Help on function X_predVal in module hoggorm.pca:

X_predVal(self)
    Returns a dictionary holding the predicted arrays Xhat from
    validation after each computed component. Dictionary key represents
    order of component.


In [35]:
# Get predicted scores for new measurements (objects) of X

# First pretend that we acquired new X data by using part of the existing data and overlaying some noise
import numpy.random as npr
new_data = data[0:4, :] + npr.rand(4, np.shape(data)[1])
np.shape(new_data)

# Now insert the new data into the existing model and compute scores for two components (numComp=2)
pred_scores = model.X_scores_predict(new_data, numComp=2)

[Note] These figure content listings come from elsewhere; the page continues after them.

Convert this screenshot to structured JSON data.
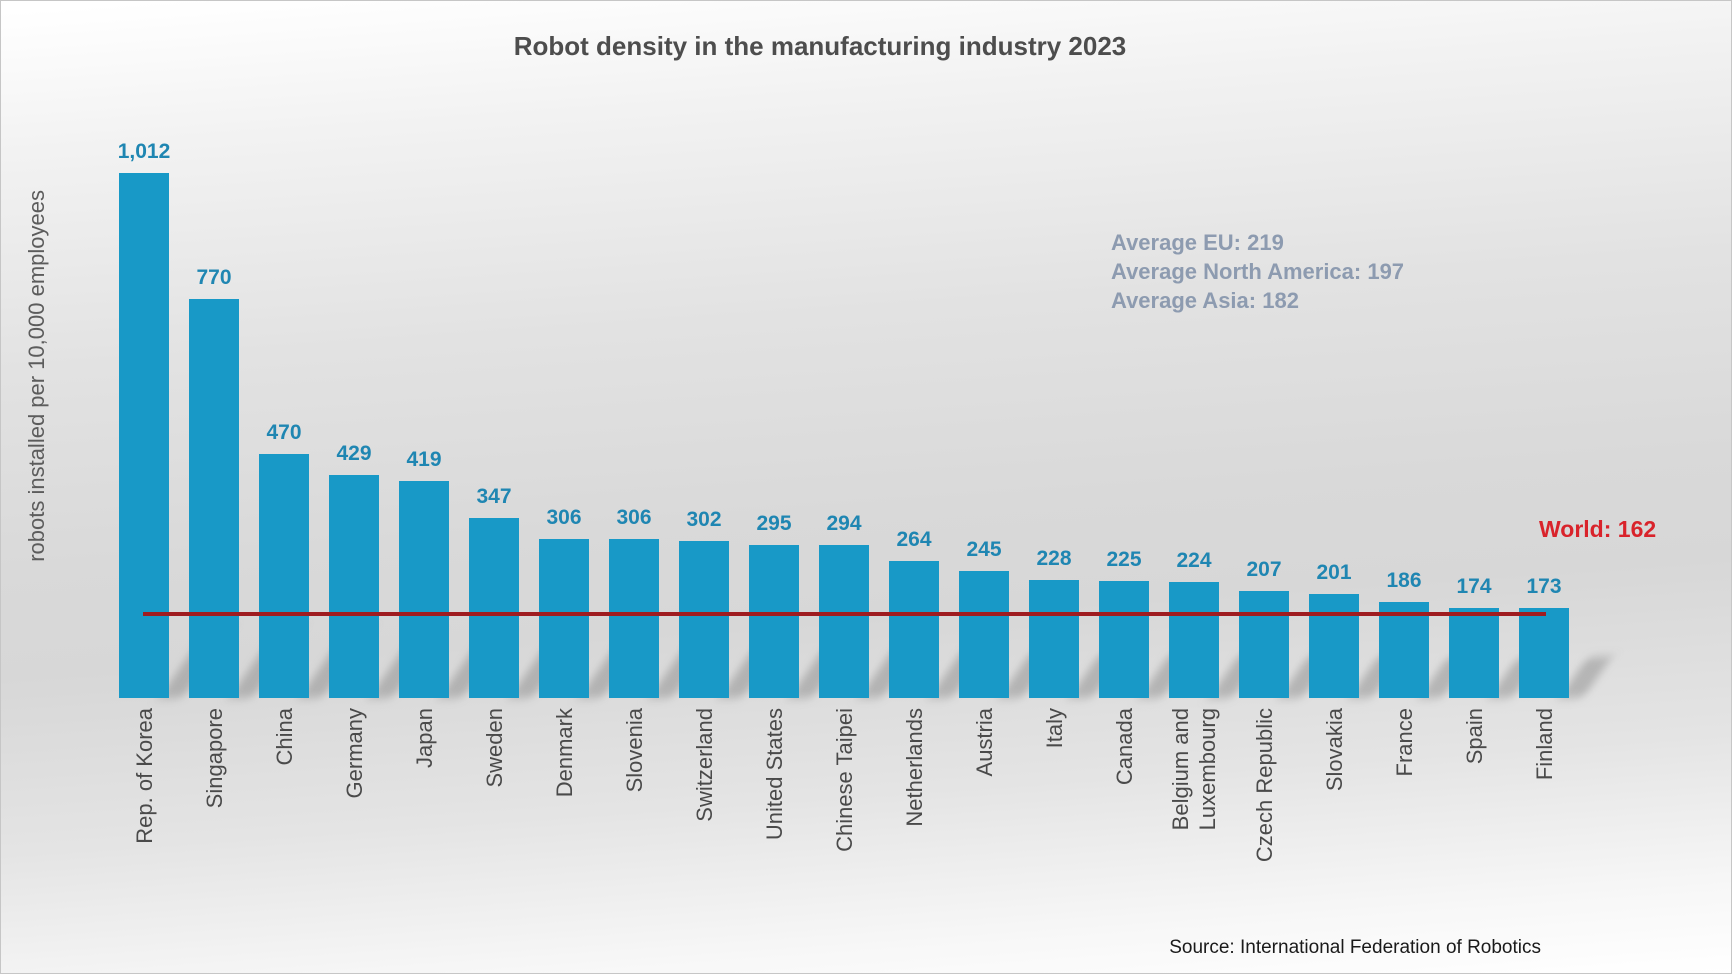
{
  "title": "Robot density in the manufacturing industry 2023",
  "y_axis_label": "robots installed per 10,000 employees",
  "source": "Source: International Federation of Robotics",
  "annotations": {
    "averages": [
      "Average EU: 219",
      "Average North America: 197",
      "Average Asia: 182"
    ],
    "world_label": "World: 162"
  },
  "colors": {
    "bar": "#1899c7",
    "value_label": "#1f86b2",
    "world_line": "#9f1c20",
    "world_text": "#d9232b",
    "averages_text": "#8d9bb0",
    "title_text": "#4d4d4d",
    "category_text": "#4a4a4a",
    "source_text": "#1a1a1a"
  },
  "chart_data": {
    "type": "bar",
    "title": "Robot density in the manufacturing industry 2023",
    "xlabel": "",
    "ylabel": "robots installed per 10,000 employees",
    "ylim": [
      0,
      1100
    ],
    "grid": false,
    "legend": "none",
    "categories": [
      "Rep. of Korea",
      "Singapore",
      "China",
      "Germany",
      "Japan",
      "Sweden",
      "Denmark",
      "Slovenia",
      "Switzerland",
      "United States",
      "Chinese Taipei",
      "Netherlands",
      "Austria",
      "Italy",
      "Canada",
      "Belgium and\nLuxembourg",
      "Czech Republic",
      "Slovakia",
      "France",
      "Spain",
      "Finland"
    ],
    "values": [
      1012,
      770,
      470,
      429,
      419,
      347,
      306,
      306,
      302,
      295,
      294,
      264,
      245,
      228,
      225,
      224,
      207,
      201,
      186,
      174,
      173
    ],
    "value_labels": [
      "1,012",
      "770",
      "470",
      "429",
      "419",
      "347",
      "306",
      "306",
      "302",
      "295",
      "294",
      "264",
      "245",
      "228",
      "225",
      "224",
      "207",
      "201",
      "186",
      "174",
      "173"
    ],
    "reference_line": {
      "label": "World",
      "value": 162
    },
    "annotations": [
      {
        "label": "Average EU",
        "value": 219
      },
      {
        "label": "Average North America",
        "value": 197
      },
      {
        "label": "Average Asia",
        "value": 182
      }
    ],
    "source": "International Federation of Robotics"
  }
}
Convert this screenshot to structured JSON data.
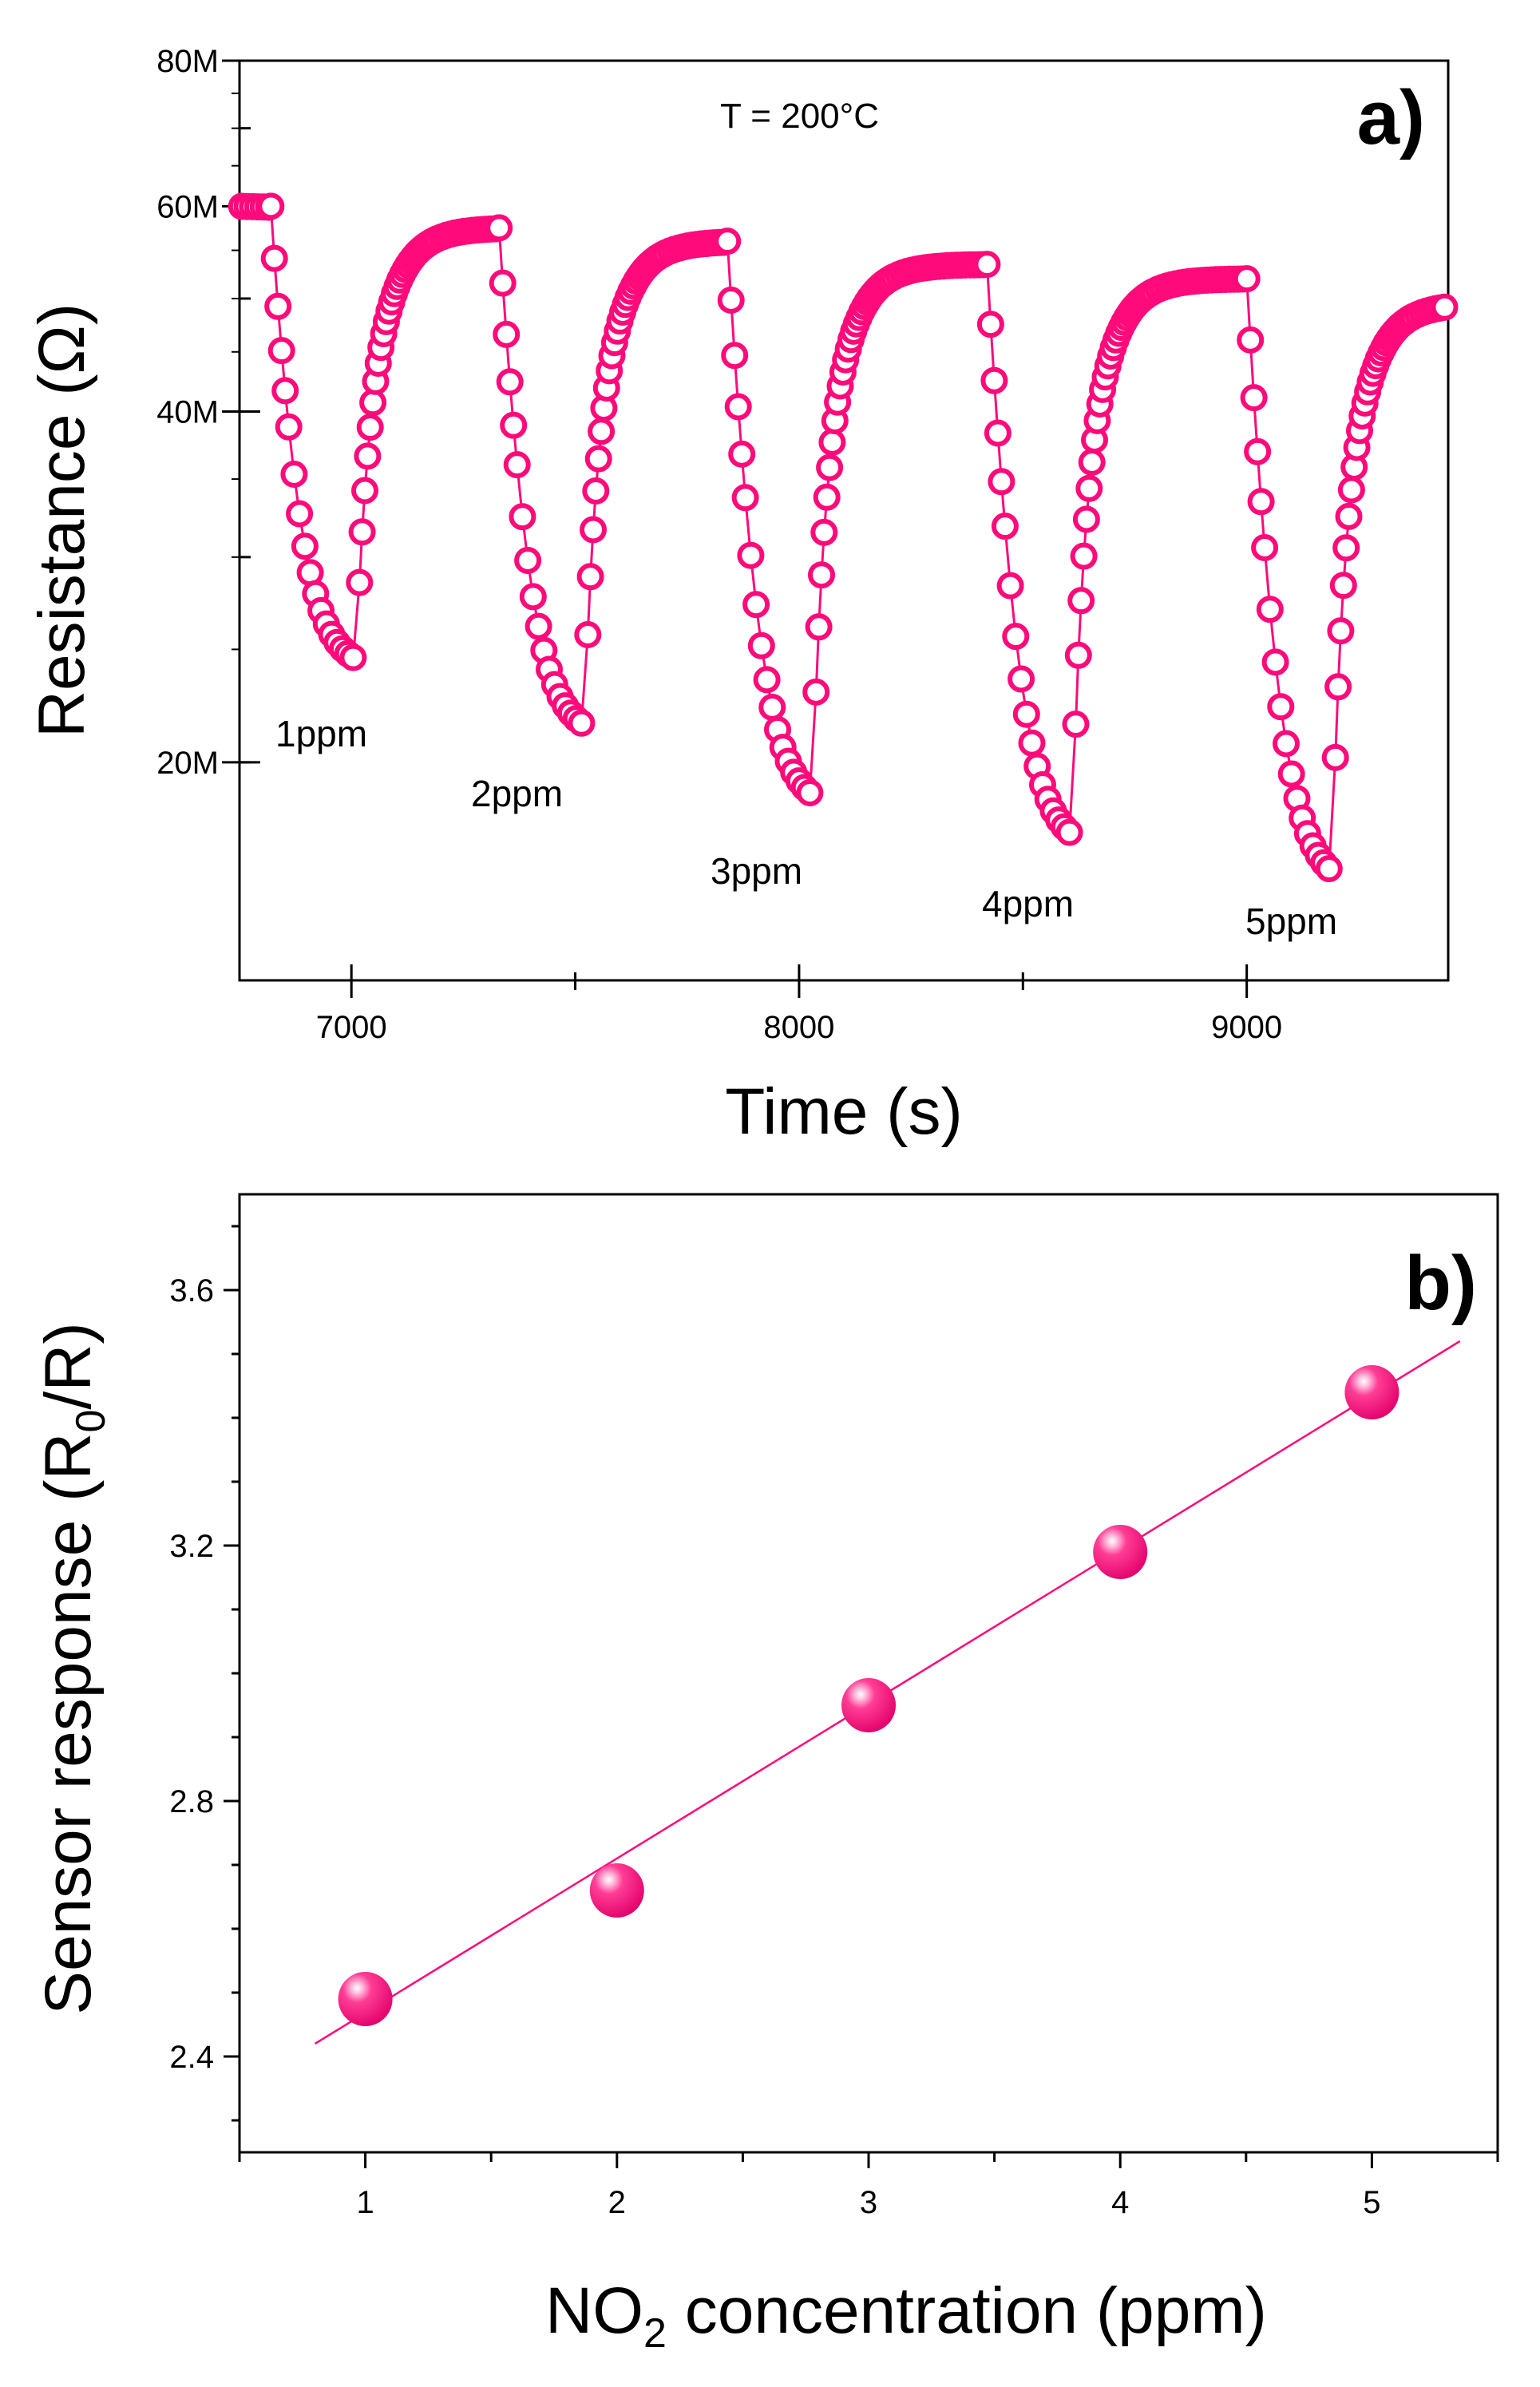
{
  "chart_data": [
    {
      "panel": "a)",
      "type": "scatter",
      "series_style": "open circles joined by line",
      "annotation_temperature": "T = 200°C",
      "xlabel": "Time (s)",
      "ylabel": "Resistance (Ω)",
      "yscale": "log",
      "xlim": [
        6750,
        9450
      ],
      "ylim": [
        13000000,
        80000000
      ],
      "xticks": [
        7000,
        8000,
        9000
      ],
      "xtick_labels": [
        "7000",
        "8000",
        "9000"
      ],
      "yticks": [
        20000000,
        40000000,
        60000000,
        80000000
      ],
      "ytick_labels": [
        "20M",
        "40M",
        "60M",
        "80M"
      ],
      "color": "#ff0a7a",
      "cycles": [
        {
          "label": "1ppm",
          "on": 6820,
          "off": 7010,
          "r_base": 60000000,
          "r_min": 24000000,
          "r_recover": 57500000
        },
        {
          "label": "2ppm",
          "on": 7330,
          "off": 7520,
          "r_base": 57500000,
          "r_min": 21000000,
          "r_recover": 56000000
        },
        {
          "label": "3ppm",
          "on": 7840,
          "off": 8030,
          "r_base": 56000000,
          "r_min": 18200000,
          "r_recover": 53500000
        },
        {
          "label": "4ppm",
          "on": 8420,
          "off": 8610,
          "r_base": 53500000,
          "r_min": 16800000,
          "r_recover": 52000000
        },
        {
          "label": "5ppm",
          "on": 9000,
          "off": 9190,
          "r_base": 52000000,
          "r_min": 15600000,
          "r_recover": 49500000
        }
      ]
    },
    {
      "panel": "b)",
      "type": "scatter",
      "fit_line": "linear",
      "xlabel": "NO2 concentration (ppm)",
      "ylabel": "Sensor response (R0/R)",
      "xlim": [
        0.5,
        5.5
      ],
      "ylim": [
        2.25,
        3.75
      ],
      "xticks": [
        1,
        2,
        3,
        4,
        5
      ],
      "xtick_labels": [
        "1",
        "2",
        "3",
        "4",
        "5"
      ],
      "yticks": [
        2.4,
        2.8,
        3.2,
        3.6
      ],
      "ytick_labels": [
        "2.4",
        "2.8",
        "3.2",
        "3.6"
      ],
      "x": [
        1,
        2,
        3,
        4,
        5
      ],
      "y": [
        2.49,
        2.66,
        2.95,
        3.19,
        3.44
      ],
      "fit_x": [
        0.8,
        5.35
      ],
      "fit_y": [
        2.42,
        3.52
      ],
      "color": "#ff0a7a"
    }
  ]
}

# Same as above, but results stored in a pandas dataframe with row names and column names
pred_scores_df = pd.DataFrame(model.X_scores_predict(new_data, numComp=2))
pred_scores_df.columns = ['PC{0}'.format(x) for x in range(2)]
pred_scores_df.index = ['new object {0}'.format(x) for x in range(np.shape(new_data)[0])]
pred_scores_df


Out[35]:
PC0 PC1
new object 0 -4.744123 2.509074
new object 1 -1.288585 -0.648013
new object 2 6.164501 2.848108
new object 3 3.978922 2.262806

In [36]:
help(ho.nipalsPCA.X_scores_predict)


Help on function X_scores_predict in module hoggorm.pca:

X_scores_predict(self, Xnew, numComp=None)
    Returns array of X scores from new X data using the exsisting model.
    Rows represent objects and columns represent components.